White-tailed Kite Day 3

The White-tailed Kite continued for a third day. It was found once again very early this morning at Stratford Point. While I spent a lot of time at Stratford Point, most of it was while the bird was absent. I did not witness these events - friends and birders have passed on the general stories. It hunted for rodents not long after sunrise, eating a mouse and a vole from around 6AM to 8AM. It even sat on a telephone pole for one of its meals. A huge highlight of this increasingly prolonged visit was an encounter with a juvenile Peregrine Falcon. The two birds tangled at Stratford Point, attacking one another and even locking talons in mid-air. The impression I got from eyewitness accounts was that it was not particularly vicious, but these stunning photos from Tom Sayers portray a lot.

Thanks Tom! What amazing pictures. The kite flew across to Short Beach and spent some time in the trees around the playground before disappearing before 9AM. No one could locate it for quite some time, though the general thought was that it had gone east and was between Short Beach and Connecticut Audubon Society's Coastal Center at Milford Point. A few hours later, it was located, oddly enough, on a sand bar. This worked out wonderfully for many people as they could visit the CAS Coastal Center and take a short walk to scope it on the sand bars. It certainly loves the Connecticut Audubon Society. Milford Point also had a Royal Tern, Black Skimmer, and various counts of Red Knot.

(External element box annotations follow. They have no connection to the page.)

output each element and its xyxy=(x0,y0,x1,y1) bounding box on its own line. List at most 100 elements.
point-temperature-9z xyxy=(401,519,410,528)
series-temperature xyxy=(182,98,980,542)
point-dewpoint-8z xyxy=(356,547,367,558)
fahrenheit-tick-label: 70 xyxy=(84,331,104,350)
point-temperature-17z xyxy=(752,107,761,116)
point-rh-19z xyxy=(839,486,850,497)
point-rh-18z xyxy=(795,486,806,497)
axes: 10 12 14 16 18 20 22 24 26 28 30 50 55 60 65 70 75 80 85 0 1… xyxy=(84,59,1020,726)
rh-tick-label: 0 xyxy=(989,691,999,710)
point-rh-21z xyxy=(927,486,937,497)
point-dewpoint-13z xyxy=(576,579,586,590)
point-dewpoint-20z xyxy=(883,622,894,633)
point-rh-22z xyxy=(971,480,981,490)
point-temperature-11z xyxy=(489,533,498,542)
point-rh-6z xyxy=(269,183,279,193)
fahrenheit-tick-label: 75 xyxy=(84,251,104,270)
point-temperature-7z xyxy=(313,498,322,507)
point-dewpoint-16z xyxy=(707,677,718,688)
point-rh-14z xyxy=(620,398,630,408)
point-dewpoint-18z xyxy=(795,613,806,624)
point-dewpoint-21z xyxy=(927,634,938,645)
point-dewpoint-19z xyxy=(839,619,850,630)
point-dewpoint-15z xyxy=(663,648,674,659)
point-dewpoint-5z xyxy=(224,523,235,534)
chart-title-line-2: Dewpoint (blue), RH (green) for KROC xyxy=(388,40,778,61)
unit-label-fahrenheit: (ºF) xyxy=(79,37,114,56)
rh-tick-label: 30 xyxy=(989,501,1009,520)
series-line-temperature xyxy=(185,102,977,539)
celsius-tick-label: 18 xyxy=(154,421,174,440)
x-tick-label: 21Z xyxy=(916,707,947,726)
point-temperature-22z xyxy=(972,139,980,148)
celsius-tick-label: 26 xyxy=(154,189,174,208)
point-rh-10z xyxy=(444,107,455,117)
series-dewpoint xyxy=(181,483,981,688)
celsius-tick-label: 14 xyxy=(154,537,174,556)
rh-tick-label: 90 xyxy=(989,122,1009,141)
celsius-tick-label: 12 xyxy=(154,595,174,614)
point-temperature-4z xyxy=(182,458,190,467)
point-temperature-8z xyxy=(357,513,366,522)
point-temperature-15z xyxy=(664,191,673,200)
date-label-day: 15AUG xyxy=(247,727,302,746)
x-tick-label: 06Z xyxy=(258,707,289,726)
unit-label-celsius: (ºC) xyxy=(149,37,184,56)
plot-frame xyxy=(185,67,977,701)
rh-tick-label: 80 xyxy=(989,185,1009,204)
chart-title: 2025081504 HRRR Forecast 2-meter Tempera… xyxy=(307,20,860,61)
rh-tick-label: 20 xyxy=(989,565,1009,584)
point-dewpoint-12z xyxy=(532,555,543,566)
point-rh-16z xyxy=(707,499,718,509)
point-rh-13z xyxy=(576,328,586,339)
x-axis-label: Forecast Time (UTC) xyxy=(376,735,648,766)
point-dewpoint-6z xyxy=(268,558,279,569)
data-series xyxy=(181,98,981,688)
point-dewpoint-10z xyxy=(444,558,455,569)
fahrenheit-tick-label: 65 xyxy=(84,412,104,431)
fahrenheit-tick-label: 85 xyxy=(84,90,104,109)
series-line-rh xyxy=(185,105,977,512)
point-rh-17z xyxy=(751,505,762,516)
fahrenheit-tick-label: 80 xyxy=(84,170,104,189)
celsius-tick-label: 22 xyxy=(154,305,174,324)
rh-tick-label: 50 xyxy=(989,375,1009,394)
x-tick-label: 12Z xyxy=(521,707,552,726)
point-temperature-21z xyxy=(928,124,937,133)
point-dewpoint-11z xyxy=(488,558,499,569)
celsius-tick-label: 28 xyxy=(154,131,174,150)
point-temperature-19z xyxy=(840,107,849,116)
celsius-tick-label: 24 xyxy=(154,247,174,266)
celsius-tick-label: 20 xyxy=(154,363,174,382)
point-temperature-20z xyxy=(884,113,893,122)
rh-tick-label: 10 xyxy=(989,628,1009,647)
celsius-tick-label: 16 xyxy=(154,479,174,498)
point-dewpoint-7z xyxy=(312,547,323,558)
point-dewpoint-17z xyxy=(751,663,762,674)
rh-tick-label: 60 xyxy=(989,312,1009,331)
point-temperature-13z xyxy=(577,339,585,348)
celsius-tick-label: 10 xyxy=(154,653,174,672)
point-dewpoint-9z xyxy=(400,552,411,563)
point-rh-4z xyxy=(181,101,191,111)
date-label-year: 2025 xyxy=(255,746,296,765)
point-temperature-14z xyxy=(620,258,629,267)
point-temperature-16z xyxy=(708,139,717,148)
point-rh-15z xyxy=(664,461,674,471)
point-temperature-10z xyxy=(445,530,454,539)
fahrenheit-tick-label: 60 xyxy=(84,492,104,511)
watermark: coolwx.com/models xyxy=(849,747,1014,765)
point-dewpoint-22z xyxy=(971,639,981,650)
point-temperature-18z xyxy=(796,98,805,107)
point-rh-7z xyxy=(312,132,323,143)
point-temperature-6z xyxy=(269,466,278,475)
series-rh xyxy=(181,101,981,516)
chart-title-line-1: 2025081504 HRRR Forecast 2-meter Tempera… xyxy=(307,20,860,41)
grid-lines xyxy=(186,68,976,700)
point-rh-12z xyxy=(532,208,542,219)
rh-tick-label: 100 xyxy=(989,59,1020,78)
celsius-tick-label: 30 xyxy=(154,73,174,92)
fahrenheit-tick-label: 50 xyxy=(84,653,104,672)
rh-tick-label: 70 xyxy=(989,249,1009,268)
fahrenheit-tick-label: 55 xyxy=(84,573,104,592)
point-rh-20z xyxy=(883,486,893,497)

Apparently the kite spent from around 9AM to around 5:20PM going from bar to bar, progressively moving west. It ate something on one of these bars in the mid-afternoon, mantling and protecting its kill. I have no idea what it caught out there, though it seems unlikely to be a rodent. The species rarely eats birds, but there were many shorebirds in the area that seem like possible prey. High tides and fading daylight must have encouraged it to return to Stratford Point. Upon arrival, it quickly caught and ate a large vole, disappearing until dark, having gone to roost for the night (presumably) in one of the trees near the property.